L’un des problèmes majeur de la Tunisie est sans aucun doute la lutte contre la corruption, la malversation, la contrebande et l’abus des biens sociaux. Tous les sondages mettent ce problème parmi les plus grandes préoccupations des tunisiens. Nous avons tous applaudi au moment du lancement de cette campagne par le chef du gouvernement car «Il faut savoir ce que l’on veut. Quand on le sait il faut avoir le courage de le dire et quand on le dit, il faut avoir le courage de le faire» disait Georges Clemenceau. Malheureusement on a l’impression que cette campagne ne trouve pas le soutien politique nécessaire, les tunisiens ont peur que cette campagne n’aille pas jusqu’au bout, qu’elle ne touche que les petits malfaiteurs sans soutien et que les gros poissons échappent comme toujours. La lutte contre la corruption doit être une véritable guerre avec une vraie stratégie. Ne dit-on pas «que la valeur d’un général réside dans sa stratégie et non dans son courage», proverbe chinois. Sachez monsieur le chef du gouvernement que «au début, ils vous ignorent ensuite ils vous raillent puis vous combattent mais à la fin, c’est vous qui gagnez si jamais vous persévérez», citation du Mahatma Gandhi.
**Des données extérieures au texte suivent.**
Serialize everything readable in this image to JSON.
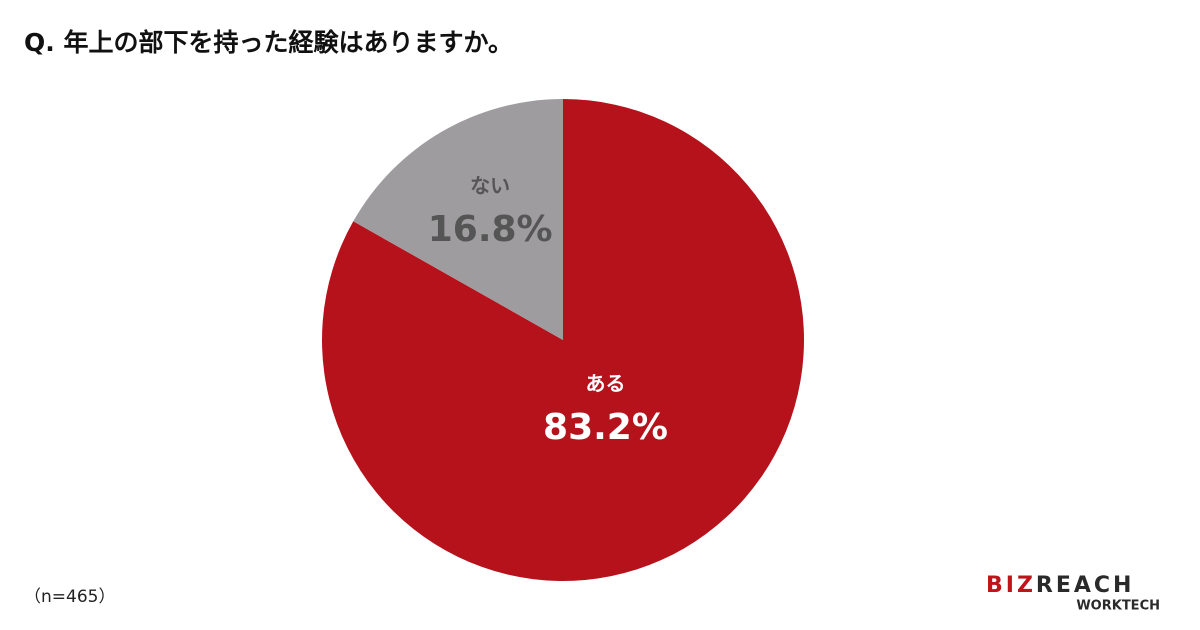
{
  "chart_data": {
    "type": "pie",
    "title": "Q. 年上の部下を持った経験はありますか。",
    "categories": [
      "ある",
      "ない"
    ],
    "values": [
      83.2,
      16.8
    ],
    "value_labels": [
      "83.2%",
      "16.8%"
    ],
    "colors": [
      "#b5121b",
      "#9e9c9f"
    ],
    "note": "（n=465）"
  },
  "brand": {
    "name_parts": [
      "BIZ",
      "REACH"
    ],
    "sub": "WORKTECH"
  }
}
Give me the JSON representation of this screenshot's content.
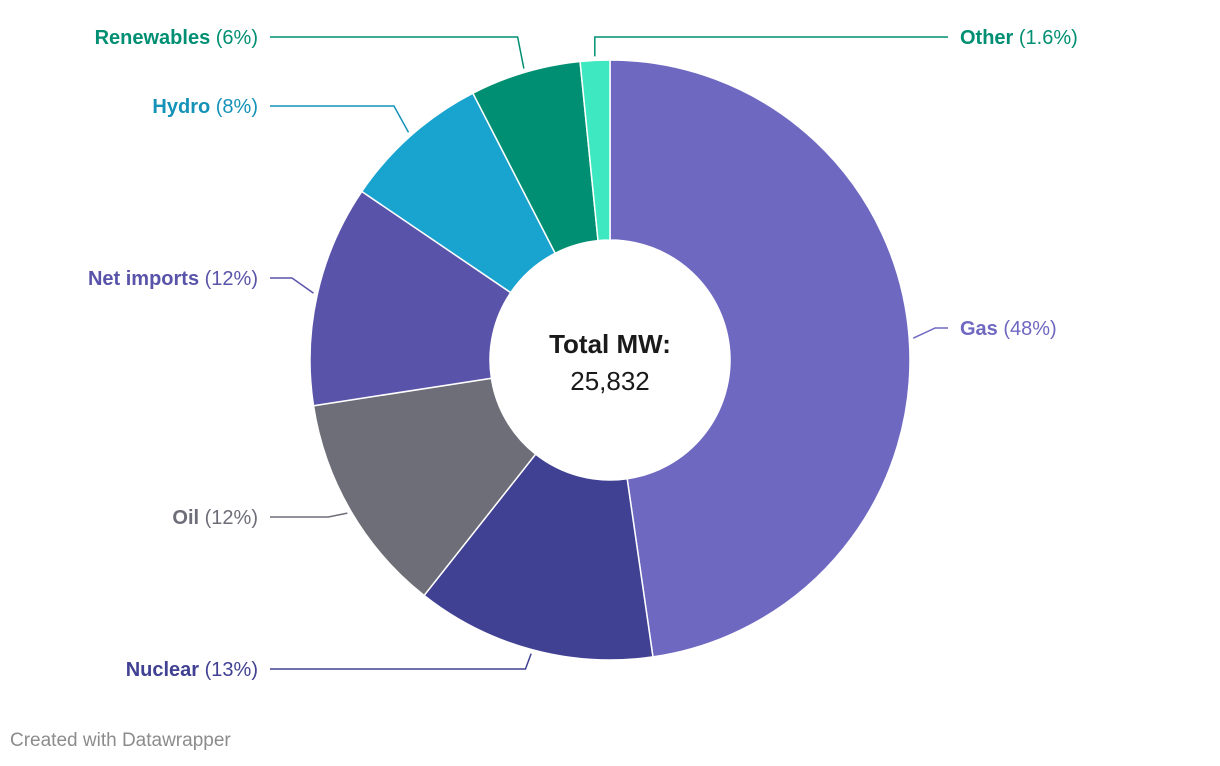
{
  "chart_data": {
    "type": "pie",
    "variant": "donut",
    "categories": [
      "Gas",
      "Nuclear",
      "Oil",
      "Net imports",
      "Hydro",
      "Renewables",
      "Other"
    ],
    "values": [
      48,
      13,
      12,
      12,
      8,
      6,
      1.6
    ],
    "labels": [
      "(48%)",
      "(13%)",
      "(12%)",
      "(12%)",
      "(8%)",
      "(6%)",
      "(1.6%)"
    ],
    "colors": [
      "#6e68c1",
      "#414193",
      "#6d6e78",
      "#5954a9",
      "#19a3cf",
      "#008f72",
      "#3ee8c0"
    ],
    "label_colors": [
      "#6e68c1",
      "#414193",
      "#6d6e78",
      "#5954a9",
      "#1592b8",
      "#008f72",
      "#008f72"
    ],
    "center_title": "Total MW:",
    "center_value": "25,832",
    "legend": "none",
    "grid": false
  },
  "credit": "Created with Datawrapper"
}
On soulève de faux problèmes, on crée des polémiques mais nous ignorons les vrais problèmes qui touchent la population particulièrement les couches les plus modestes donnant ainsi raison à Talleyrand qui disait «La politique, ce n’est qu’une certaine façon d’agiter le peuple avant de s’en servir». On l’a vu en 2011 , lorsque le problème de l’identité a été au centre de la campagne pour l’assemblée constituante , on en a souffert aussi en 2012 et 2013 au moment de la discussion de l’article 1 de la constitution et pour imposer l’égalité entre les deux sexes dans la constitution alors que ces problèmes semblaient être résolus. J’ose espérer que le problème de l’héritage et celui du mariage de la tunisienne avec un non musulman ne constituera pas un sujet de polémique qui ne divisera pas encore plus la société et ne sera pas utilisé comme moyen pour influencer la campagne pour le municipales de 2017. Le Tunisien a besoin d’un gouvernement qui se penche sur ses problèmes quotidiens et sur la relance de son économie défaillante. 

Pour conclure, on peut citer cette phrase de Coluche en l’adaptant à la réalité tunisienne «Ennahdha a gagné les élections, Nida a gagné les élections. Quand est-ce que ce sera la Tunisie qui gagnera les élections?»